SpaceX stages dramatic crew escape system test
Simulating a launch pad emergency, an unmanned SpaceX Dragon capsule was blasted away from Cape Canaveral Wednesday, shooting to an altitude of several thousand feet before arcing over for an offshore splashdown in a dramatic test of the emergency escape system planned for the company's space station crew ships.
Eight SuperDraco engines mounted in pairs around the base of the eight-ton capsule ignited at 9 a.m. EDT (GMT-4), reaching a combined thrust of 120,000 pounds and boosting the spacecraft from zero to 100 mph -- straight up -- in one second.
Quickly climbing away from the Cape Canaveral Air Force Station, the SuperDracos burned for just five seconds or so, enough to push the craft away from an impending booster failure in an actual launch attempt. The acceleration subjected an instrumented dummy to about five times the force of Earth's gravity.
After the engines shut down, the capsule continued climbing, coasting to an altitude of about 4,500 feet on an arcing trajectory carrying it just over the coastline from launch complex 40.
At the apex of the arc, the Dragon and its finned trunk section separated as planned. The Dragon capsule immediately flipped around, going through a full 360-degree rotation, before two small drogue parachutes deployed to stabilize the vehicle. A few seconds later, three orange-and-white main parachutes unfurled, gently lowering the spacecraft to the Atlantic Ocean just off shore.
SpaceX recovery crews were standing by to pull the capsule onto a waiting barge for the short trip back to port and eventual shipment to a SpaceX facility in Texas for detailed inspections.
SpaceX has a $2.6 billion contract with NASA to develop a piloted version of its Dragon cargo ship to ferry astronauts to and from the International Space Station starting in 2017. Boeing holds a similar contract, valued at $4.2 billion, to build its CST-100 ferry craft.
A key element of the design of both vehicles is the escape system, designed to quickly boost a crew to safety at any point from launch to orbit.
While a detailed data review and vehicle inspection will be needed to fully assess the results of Wednesday's test, it appeared to go smoothly and no major problems were apparent. A SpaceX technician reported the velocity at engine cutoff was "slightly below nominal" and the capsule appeared to splash down closer to shore than expected, but overall the test appeared to go well and SpaceX declared it a success.
SpaceX plans to use the same capsule later this year for an in-flight abort test, launching the craft atop a Falcon 9 booster and activating the escape system at the moment of maximum aerodynamic pressure, the most challenging flight regime during ascent. The tests are needed to certify the escape system for use with eventual crewed missions.
NASA's Mercury and Apollo spacecraft featured tower-mounted escape rockets designed to pull a capsule to safety while two-seat Gemini capsules relied on ejection seats. Russian Soyuz ferry craft, which currently carry astronauts and cosmonauts to and from the space station, also are equipped with a rocket-powered escape system attached to the front of the spacecraft.
NASA's space shuttle was equipped with ejection seats for the first four test flights when only two crew members were on board, but the system was deactivated and removed for "operational" flights. While a rudimentary bailout system was implemented in the wake of the 1986 Challenger disaster, there were no survivable abort options for booster failures in the first two minutes of flight.
But NASA's new crew ships -- the agency's Orion deep space exploration vehicle and the Boeing and SpaceX space station ferry ships -- are being designed from the ground up with escape systems that could pull or push a crew to safety at any point from launch to orbit.

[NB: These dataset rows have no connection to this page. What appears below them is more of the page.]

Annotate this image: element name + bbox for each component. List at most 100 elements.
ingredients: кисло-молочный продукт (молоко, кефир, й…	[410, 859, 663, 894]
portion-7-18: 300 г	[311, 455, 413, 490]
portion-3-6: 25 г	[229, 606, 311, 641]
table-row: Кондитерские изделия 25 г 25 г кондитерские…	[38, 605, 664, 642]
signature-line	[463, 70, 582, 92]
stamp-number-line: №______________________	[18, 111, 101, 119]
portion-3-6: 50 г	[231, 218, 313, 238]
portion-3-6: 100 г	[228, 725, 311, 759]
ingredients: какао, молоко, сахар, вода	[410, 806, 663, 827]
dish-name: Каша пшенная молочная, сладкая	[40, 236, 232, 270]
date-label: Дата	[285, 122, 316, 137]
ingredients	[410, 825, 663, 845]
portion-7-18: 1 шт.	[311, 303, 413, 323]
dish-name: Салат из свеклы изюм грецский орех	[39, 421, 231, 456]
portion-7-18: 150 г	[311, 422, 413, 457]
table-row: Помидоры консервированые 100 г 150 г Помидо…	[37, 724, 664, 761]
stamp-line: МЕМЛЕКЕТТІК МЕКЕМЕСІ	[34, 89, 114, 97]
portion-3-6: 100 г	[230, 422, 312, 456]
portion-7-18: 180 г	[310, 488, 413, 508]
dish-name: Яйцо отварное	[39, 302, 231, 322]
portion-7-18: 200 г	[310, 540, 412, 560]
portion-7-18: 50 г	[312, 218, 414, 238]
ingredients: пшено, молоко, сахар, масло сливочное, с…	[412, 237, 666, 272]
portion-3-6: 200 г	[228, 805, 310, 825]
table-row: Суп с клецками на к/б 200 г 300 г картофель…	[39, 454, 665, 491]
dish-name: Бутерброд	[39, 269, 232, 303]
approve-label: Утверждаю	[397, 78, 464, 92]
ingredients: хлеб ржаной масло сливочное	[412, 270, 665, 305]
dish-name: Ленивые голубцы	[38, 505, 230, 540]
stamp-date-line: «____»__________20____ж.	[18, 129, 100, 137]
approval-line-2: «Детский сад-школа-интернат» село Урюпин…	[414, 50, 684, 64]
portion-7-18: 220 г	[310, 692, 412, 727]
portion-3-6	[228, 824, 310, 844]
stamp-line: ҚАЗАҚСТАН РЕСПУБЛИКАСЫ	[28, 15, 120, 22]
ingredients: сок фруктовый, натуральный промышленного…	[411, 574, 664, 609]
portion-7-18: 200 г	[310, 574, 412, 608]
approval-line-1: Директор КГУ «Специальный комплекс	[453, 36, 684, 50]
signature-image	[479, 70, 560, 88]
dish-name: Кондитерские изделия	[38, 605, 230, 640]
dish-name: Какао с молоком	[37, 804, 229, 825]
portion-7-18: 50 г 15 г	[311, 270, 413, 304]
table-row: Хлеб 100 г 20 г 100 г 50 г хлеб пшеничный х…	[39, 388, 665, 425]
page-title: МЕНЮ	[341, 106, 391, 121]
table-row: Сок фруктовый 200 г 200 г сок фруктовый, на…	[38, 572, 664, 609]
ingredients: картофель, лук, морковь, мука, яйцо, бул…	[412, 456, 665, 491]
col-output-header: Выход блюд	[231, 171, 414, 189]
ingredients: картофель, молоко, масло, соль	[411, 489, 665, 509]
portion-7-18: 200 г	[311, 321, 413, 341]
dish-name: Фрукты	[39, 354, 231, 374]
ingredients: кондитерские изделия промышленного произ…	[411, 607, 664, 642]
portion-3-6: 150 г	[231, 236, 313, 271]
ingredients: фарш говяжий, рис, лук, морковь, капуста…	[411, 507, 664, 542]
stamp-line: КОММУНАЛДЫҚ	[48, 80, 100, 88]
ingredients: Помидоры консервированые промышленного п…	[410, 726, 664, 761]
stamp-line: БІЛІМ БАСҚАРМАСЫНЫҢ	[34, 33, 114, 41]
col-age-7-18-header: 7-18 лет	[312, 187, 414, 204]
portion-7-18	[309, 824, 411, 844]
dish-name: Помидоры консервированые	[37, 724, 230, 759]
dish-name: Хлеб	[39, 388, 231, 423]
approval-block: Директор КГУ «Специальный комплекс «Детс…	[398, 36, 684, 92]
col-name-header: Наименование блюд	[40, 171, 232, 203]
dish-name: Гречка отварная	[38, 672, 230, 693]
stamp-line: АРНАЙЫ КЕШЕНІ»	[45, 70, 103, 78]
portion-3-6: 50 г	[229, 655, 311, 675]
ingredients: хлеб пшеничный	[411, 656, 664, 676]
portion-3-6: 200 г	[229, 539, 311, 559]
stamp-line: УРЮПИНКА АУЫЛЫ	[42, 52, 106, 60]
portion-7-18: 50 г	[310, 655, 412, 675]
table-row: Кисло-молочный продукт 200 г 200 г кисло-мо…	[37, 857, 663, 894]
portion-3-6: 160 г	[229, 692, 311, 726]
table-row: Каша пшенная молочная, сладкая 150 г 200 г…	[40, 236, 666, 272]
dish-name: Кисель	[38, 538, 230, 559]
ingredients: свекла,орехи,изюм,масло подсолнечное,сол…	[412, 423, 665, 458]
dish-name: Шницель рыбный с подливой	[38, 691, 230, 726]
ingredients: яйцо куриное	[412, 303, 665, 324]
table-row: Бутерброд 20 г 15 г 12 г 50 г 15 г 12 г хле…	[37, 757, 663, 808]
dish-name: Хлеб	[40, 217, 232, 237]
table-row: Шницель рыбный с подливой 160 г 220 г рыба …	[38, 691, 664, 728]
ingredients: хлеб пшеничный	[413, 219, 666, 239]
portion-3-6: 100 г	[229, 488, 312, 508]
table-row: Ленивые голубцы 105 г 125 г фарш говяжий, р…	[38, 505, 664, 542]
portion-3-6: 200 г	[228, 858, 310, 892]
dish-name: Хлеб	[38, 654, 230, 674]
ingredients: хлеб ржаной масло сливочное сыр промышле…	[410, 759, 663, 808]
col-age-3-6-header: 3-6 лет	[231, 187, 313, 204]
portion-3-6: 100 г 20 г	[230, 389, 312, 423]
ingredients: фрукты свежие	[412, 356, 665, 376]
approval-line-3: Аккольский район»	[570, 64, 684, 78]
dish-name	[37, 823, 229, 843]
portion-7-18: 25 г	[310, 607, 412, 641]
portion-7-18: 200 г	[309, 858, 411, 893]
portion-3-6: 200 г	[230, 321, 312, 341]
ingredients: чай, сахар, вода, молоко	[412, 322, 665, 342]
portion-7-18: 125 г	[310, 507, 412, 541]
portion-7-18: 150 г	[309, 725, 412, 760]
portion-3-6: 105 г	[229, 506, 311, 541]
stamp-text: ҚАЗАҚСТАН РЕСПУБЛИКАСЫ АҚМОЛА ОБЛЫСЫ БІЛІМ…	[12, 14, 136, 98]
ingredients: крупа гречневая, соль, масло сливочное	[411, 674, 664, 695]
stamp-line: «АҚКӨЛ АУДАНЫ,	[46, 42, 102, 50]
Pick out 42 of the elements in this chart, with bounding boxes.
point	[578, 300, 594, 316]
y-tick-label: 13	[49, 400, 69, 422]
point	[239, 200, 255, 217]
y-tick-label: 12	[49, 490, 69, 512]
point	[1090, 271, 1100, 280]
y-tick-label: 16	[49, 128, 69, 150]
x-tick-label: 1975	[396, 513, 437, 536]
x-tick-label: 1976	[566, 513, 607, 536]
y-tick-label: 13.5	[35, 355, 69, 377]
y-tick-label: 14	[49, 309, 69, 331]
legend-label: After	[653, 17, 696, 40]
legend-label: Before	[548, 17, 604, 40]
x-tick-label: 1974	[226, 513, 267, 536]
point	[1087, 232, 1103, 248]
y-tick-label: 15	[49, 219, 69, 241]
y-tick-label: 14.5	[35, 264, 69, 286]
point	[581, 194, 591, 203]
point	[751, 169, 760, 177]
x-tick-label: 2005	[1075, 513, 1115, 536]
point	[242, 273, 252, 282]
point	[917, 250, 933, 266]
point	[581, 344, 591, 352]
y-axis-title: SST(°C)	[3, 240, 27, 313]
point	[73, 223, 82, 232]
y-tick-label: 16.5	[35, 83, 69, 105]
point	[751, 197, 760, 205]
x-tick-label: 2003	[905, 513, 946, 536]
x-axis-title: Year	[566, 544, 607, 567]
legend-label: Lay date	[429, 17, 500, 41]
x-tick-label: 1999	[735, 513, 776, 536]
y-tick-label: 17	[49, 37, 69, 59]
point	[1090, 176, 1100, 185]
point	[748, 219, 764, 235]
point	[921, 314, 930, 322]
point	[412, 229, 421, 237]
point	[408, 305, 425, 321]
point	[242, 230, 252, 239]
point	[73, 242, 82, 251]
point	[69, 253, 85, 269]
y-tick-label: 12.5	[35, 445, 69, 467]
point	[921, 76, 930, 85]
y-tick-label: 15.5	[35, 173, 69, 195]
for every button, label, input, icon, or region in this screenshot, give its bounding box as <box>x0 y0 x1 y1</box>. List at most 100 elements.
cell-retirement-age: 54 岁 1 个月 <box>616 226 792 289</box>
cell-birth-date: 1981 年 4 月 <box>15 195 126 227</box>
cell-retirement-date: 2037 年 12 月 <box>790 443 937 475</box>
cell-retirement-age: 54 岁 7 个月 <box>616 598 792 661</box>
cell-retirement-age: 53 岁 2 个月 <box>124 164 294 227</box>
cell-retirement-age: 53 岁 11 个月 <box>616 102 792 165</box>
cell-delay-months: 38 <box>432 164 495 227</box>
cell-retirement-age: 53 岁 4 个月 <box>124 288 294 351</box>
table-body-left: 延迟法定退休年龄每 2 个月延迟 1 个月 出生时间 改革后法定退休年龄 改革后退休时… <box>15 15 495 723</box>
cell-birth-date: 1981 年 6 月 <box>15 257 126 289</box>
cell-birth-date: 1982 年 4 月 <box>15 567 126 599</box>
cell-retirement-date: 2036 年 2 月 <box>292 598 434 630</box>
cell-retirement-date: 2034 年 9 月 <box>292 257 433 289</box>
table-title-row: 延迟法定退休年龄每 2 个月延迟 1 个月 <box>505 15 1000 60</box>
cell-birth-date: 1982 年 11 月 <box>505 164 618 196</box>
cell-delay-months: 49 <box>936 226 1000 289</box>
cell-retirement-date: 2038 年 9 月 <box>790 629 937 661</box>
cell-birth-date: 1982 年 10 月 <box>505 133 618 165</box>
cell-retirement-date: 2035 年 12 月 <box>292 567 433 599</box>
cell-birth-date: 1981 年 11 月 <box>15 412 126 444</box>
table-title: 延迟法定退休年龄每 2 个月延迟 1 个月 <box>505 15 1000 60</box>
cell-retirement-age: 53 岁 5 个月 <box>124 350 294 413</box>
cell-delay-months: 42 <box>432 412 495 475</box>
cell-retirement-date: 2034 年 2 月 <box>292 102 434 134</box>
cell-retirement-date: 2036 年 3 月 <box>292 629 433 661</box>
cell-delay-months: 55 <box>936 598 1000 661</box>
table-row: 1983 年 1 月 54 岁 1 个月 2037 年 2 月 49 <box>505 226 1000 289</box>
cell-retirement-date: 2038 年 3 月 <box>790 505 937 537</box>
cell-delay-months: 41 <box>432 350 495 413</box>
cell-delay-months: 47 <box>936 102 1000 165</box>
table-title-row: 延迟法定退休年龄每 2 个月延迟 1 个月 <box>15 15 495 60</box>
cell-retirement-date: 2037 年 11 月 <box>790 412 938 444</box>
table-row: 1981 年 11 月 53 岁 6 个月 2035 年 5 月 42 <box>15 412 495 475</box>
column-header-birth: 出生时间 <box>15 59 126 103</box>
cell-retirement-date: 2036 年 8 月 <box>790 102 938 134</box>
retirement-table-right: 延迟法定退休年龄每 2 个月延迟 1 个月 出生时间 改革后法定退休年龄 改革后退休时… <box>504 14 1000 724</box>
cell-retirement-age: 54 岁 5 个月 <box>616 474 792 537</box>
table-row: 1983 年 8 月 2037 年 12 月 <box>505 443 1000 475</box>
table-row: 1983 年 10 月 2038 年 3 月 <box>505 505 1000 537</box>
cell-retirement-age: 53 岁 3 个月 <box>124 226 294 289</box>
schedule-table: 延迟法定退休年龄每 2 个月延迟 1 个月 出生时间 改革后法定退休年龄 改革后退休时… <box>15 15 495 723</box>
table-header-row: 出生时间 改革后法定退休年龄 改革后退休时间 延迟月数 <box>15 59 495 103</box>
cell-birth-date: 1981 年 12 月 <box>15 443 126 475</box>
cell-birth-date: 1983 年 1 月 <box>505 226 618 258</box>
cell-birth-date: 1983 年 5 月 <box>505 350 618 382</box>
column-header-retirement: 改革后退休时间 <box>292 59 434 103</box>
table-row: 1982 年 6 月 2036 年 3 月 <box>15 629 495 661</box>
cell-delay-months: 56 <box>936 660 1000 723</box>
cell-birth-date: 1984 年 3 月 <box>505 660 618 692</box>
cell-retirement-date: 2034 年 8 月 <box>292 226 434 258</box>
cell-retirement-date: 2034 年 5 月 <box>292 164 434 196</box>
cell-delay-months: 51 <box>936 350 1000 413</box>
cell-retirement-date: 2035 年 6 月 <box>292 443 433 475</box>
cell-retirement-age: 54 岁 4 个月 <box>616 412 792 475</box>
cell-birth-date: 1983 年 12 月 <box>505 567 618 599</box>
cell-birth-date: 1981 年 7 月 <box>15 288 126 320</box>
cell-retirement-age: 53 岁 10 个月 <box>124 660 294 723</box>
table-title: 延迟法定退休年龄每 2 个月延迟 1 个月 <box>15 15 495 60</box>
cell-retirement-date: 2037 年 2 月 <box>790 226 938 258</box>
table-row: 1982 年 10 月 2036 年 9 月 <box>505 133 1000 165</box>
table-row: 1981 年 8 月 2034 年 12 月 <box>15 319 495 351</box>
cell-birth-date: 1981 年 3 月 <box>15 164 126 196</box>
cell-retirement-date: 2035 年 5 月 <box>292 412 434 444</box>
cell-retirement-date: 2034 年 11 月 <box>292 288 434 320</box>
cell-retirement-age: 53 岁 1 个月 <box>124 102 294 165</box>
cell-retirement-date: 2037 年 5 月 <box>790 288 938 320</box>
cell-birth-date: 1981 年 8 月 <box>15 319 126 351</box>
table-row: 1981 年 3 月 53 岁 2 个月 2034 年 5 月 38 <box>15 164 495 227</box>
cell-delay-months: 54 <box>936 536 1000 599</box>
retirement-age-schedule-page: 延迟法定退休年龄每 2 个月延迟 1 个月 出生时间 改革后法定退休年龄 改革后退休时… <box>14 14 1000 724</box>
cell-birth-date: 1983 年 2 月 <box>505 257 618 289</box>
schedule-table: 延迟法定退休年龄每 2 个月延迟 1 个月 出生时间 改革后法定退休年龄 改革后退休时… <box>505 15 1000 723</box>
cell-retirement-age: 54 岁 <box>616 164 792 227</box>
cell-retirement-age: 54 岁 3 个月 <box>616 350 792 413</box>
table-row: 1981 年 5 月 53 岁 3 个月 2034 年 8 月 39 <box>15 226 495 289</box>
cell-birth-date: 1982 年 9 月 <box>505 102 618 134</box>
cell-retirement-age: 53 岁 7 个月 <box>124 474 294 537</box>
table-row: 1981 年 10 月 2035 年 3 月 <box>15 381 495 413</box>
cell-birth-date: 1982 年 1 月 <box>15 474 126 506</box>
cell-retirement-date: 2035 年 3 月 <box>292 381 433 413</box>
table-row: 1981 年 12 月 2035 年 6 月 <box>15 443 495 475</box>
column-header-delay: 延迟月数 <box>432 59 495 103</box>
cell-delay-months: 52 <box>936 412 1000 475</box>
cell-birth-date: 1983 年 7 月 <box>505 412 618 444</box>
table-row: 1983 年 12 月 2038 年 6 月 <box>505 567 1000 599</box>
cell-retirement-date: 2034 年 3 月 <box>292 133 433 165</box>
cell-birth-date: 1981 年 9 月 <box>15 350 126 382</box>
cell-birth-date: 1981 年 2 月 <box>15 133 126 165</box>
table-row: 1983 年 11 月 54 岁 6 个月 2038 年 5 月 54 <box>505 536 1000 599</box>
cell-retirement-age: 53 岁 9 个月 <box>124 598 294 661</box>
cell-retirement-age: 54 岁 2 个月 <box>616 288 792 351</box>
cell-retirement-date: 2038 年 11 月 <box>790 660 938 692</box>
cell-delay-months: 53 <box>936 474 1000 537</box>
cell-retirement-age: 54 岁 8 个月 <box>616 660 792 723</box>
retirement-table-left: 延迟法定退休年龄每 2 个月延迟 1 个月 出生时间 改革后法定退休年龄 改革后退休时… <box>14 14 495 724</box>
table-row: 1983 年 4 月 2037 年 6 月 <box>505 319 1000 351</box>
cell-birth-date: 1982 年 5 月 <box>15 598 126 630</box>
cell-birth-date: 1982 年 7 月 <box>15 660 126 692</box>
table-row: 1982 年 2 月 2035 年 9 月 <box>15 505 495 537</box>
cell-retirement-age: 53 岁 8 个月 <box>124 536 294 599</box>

The powerful SuperDraco engines built into SpaceX's crewed Dragon capsules will serve a dual purpose. SpaceX eventually plans to use them for rocket-powered vertical touchdowns on land at the end of a space station mission. But the same engines also are available for quick use if a major problem develops during launch atop a Falcon 9 rocket.
"We're proud to have a launch escape system in case the Falcon 9 is having a bad day," said former shuttle astronaut Garrett Reisman, director of crew operations for SpaceX. "The Dragon crew can get to safety.
"It's a capability we had on Gemini and Apollo, and we have it on the Soyuz, but we did not enjoy that on the shuttle. We're bringing that back to try and make sure our crews are super safe."
For Wednesday's test flight, the Dragon test article was heavily instrumented with sensors to measure multi-axis acceleration, temperature, sound, pressure and a variety of other factors. An instrumented dummy was on board to measure the forces astronauts would experience in a launch abort.